Legislation banning government use of facial recognition technology hits the Senate for the third time

Biometric technology may make it easier to unlock your phone, but Democratic lawmakers have long warned against the use of facial recognition and biometrics by law enforcement. Not only have researchers documented instances of racial and gender bias in such systems, false positives have led to real cases of wrongful arrest. That’s why lawmakers reintroduced the Facial Recognition and Biometric Technology Act. This is the third time the bill has been introduced to the Senate — although it was introduced in 2020 and 2021, the bill has not been put to a vote.

If passed, the Face Recognition and Biotechnology Act would completely ban any use of facial recognition or biometric surveillance by the federal government. unless This use is expressly approved by an Act of Congress. This consent itself would be very limited: you would need to specify who was allowed to use biometric monitoring, the exact type of biometric monitoring they would use and the specific purpose for which it would be used. Approval will also have the burden of more restrictions, such as adherence to minimum accuracy rates that will hopefully avoid false positives in the rare cases when technology is approved for use.

The bill also hopes to encourage local and state governments to follow its lead, including a provision that would tie some federal funding to local law enforcement to compliance with “substantially similar” bans on facial recognition and biometrics.

While the bill hasn’t had much luck making it to the floor of either house of Congress, some states and local governments have been banning facial recognition technology on their own.
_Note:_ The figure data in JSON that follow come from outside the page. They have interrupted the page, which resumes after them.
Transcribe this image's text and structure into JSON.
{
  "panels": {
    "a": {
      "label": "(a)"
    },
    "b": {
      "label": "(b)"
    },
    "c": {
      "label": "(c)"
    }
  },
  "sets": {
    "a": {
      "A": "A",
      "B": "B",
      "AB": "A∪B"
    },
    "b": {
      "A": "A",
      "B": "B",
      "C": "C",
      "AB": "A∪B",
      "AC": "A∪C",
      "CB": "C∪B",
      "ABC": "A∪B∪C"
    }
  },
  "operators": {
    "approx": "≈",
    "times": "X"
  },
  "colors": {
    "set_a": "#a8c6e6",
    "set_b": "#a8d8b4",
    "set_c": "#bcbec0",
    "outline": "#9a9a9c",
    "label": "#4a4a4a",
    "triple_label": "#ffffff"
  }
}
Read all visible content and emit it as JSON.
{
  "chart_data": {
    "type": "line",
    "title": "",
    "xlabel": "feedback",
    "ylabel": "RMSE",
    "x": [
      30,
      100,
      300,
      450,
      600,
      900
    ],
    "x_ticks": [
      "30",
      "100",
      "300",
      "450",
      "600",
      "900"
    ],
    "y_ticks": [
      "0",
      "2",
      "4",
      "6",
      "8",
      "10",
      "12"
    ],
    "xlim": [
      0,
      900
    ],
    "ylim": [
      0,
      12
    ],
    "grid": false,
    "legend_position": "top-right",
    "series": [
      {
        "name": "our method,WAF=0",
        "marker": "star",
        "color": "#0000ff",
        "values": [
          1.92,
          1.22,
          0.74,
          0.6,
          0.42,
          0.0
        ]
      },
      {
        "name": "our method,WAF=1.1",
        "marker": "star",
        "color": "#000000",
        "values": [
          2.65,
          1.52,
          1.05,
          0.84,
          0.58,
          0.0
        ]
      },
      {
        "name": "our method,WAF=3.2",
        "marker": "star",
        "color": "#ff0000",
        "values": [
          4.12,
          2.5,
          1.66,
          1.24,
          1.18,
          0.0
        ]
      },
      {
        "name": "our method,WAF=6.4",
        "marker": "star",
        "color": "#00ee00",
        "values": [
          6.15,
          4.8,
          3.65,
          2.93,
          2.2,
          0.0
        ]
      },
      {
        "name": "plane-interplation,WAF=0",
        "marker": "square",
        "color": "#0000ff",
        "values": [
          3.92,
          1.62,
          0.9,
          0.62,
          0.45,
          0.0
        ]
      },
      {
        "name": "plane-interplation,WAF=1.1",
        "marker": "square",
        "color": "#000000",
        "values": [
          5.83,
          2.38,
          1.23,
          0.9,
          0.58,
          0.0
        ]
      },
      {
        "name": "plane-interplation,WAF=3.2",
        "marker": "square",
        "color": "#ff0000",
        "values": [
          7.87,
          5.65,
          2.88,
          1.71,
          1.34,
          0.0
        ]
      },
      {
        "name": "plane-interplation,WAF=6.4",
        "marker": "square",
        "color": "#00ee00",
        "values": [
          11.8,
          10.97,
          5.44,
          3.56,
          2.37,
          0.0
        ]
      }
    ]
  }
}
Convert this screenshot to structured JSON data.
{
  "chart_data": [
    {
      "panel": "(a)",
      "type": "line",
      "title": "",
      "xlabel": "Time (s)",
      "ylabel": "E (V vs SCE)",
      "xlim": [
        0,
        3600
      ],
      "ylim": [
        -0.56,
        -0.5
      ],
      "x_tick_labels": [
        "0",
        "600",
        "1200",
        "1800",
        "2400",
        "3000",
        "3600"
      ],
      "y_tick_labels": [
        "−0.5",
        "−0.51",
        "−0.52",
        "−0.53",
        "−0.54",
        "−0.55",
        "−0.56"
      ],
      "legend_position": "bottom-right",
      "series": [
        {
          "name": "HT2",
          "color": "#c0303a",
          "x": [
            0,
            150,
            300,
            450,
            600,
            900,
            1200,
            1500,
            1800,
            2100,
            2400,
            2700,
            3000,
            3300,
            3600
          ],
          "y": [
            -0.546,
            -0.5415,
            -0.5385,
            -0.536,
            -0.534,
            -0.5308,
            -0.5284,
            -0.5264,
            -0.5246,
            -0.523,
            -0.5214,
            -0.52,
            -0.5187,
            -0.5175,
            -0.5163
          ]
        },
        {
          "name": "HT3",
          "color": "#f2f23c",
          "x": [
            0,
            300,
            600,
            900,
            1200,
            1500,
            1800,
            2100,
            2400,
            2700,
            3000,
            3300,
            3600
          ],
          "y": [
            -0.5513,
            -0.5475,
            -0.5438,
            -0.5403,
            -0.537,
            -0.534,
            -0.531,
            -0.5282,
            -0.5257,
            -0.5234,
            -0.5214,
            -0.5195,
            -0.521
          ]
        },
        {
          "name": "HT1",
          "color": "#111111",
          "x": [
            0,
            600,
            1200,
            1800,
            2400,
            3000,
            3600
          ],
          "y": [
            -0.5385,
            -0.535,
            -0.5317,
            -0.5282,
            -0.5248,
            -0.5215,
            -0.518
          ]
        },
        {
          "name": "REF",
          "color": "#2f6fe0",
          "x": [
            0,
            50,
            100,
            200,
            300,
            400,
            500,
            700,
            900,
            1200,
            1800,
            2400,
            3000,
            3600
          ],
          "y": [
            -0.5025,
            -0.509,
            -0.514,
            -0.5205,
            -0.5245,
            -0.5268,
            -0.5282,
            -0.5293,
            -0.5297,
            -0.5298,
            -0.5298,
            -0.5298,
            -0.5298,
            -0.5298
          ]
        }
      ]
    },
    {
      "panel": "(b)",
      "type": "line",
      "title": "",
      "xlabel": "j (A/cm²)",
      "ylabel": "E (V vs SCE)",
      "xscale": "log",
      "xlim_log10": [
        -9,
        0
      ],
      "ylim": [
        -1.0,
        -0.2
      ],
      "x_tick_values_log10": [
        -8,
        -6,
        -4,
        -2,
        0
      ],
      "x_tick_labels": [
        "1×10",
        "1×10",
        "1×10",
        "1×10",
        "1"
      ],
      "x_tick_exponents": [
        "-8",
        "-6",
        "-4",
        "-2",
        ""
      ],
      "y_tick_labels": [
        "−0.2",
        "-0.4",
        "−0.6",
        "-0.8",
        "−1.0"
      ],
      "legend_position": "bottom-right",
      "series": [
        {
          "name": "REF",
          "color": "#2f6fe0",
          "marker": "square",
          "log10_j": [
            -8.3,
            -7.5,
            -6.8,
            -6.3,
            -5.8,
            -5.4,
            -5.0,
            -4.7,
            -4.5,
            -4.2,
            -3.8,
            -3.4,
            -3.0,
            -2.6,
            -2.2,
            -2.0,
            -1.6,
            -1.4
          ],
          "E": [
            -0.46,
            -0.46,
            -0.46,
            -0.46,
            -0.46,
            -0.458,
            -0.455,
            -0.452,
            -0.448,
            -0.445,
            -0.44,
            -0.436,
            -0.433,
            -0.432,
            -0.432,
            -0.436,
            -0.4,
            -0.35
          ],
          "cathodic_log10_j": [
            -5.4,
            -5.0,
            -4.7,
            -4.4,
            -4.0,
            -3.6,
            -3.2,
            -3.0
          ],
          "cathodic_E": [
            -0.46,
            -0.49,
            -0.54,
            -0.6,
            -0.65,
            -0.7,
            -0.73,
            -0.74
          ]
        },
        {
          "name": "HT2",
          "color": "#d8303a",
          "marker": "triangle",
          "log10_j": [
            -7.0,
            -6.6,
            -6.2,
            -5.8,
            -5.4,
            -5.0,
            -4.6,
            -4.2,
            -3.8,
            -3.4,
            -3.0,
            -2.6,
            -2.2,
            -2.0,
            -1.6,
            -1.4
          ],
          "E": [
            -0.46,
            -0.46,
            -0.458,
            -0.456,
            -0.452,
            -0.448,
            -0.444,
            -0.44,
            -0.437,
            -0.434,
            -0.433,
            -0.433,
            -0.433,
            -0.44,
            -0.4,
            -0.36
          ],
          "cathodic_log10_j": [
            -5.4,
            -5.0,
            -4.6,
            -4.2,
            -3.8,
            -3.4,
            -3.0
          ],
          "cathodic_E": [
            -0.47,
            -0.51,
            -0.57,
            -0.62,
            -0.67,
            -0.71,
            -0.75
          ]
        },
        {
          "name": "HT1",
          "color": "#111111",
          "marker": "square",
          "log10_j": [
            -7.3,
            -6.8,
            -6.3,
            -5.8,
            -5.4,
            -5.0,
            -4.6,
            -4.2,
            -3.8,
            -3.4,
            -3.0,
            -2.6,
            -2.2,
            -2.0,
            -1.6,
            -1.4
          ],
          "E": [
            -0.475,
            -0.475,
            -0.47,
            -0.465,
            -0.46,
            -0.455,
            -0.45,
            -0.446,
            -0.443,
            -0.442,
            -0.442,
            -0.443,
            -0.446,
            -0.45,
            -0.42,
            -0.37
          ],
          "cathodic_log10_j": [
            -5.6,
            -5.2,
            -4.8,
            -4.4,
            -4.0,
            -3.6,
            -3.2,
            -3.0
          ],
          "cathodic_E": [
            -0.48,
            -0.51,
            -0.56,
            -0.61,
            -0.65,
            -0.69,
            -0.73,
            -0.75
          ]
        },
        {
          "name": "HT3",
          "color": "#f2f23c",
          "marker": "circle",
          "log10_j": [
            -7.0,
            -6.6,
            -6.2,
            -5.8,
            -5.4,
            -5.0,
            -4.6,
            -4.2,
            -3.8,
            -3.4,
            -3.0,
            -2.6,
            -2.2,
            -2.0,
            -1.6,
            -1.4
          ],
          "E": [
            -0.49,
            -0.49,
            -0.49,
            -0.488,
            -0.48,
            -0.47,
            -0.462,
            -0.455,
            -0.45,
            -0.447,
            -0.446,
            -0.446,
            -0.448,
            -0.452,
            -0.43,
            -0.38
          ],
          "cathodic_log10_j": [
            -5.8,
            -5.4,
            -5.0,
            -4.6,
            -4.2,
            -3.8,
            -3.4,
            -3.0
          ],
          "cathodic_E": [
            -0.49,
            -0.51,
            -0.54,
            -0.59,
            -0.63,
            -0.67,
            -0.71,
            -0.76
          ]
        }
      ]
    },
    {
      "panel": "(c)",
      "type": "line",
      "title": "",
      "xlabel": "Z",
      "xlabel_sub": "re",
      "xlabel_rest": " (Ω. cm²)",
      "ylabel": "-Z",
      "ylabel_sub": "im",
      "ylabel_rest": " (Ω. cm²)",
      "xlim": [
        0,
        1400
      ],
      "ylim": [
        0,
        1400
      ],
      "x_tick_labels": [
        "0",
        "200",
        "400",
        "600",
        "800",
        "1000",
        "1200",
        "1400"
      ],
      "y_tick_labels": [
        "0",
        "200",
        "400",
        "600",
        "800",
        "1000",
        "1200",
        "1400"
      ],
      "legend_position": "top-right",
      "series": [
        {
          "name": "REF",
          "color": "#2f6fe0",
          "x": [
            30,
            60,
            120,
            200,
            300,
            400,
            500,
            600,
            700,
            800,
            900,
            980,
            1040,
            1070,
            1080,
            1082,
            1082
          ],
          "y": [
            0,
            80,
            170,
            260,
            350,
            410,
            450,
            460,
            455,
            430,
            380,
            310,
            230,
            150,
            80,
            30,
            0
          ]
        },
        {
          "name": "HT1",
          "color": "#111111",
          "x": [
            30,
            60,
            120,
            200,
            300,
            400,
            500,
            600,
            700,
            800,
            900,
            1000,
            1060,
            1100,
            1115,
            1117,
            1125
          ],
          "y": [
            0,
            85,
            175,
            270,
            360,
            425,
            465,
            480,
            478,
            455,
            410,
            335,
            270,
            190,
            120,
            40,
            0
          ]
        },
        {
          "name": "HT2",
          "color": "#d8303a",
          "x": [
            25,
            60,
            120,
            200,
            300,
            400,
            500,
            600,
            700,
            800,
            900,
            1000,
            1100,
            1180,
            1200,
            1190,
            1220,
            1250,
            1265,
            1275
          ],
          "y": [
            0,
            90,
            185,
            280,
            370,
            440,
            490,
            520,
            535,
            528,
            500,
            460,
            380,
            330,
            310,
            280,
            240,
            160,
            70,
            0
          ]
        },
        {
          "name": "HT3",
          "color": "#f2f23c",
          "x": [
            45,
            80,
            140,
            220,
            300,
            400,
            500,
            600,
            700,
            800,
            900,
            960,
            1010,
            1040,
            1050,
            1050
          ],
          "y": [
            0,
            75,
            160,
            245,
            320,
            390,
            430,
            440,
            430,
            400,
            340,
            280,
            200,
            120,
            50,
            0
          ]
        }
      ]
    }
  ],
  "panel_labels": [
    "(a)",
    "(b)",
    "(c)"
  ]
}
In 2020, Portland Oregon has put in place strict safeguards for the use of facial recognition technology. New York State and Massachusetts have also placed restrictions on the use of biometrics. The IRS even backtracked on its plans to use facial recognition for identity verification purposes.

That sounds encouraging for the reintroduced bill, but that momentum isn’t universal: Law enforcement still sees biometrics as a useful tool for crime investigation, and the Transportation Security Administration has been testing systems that compare travelers to the photo on their passport or driver’s license.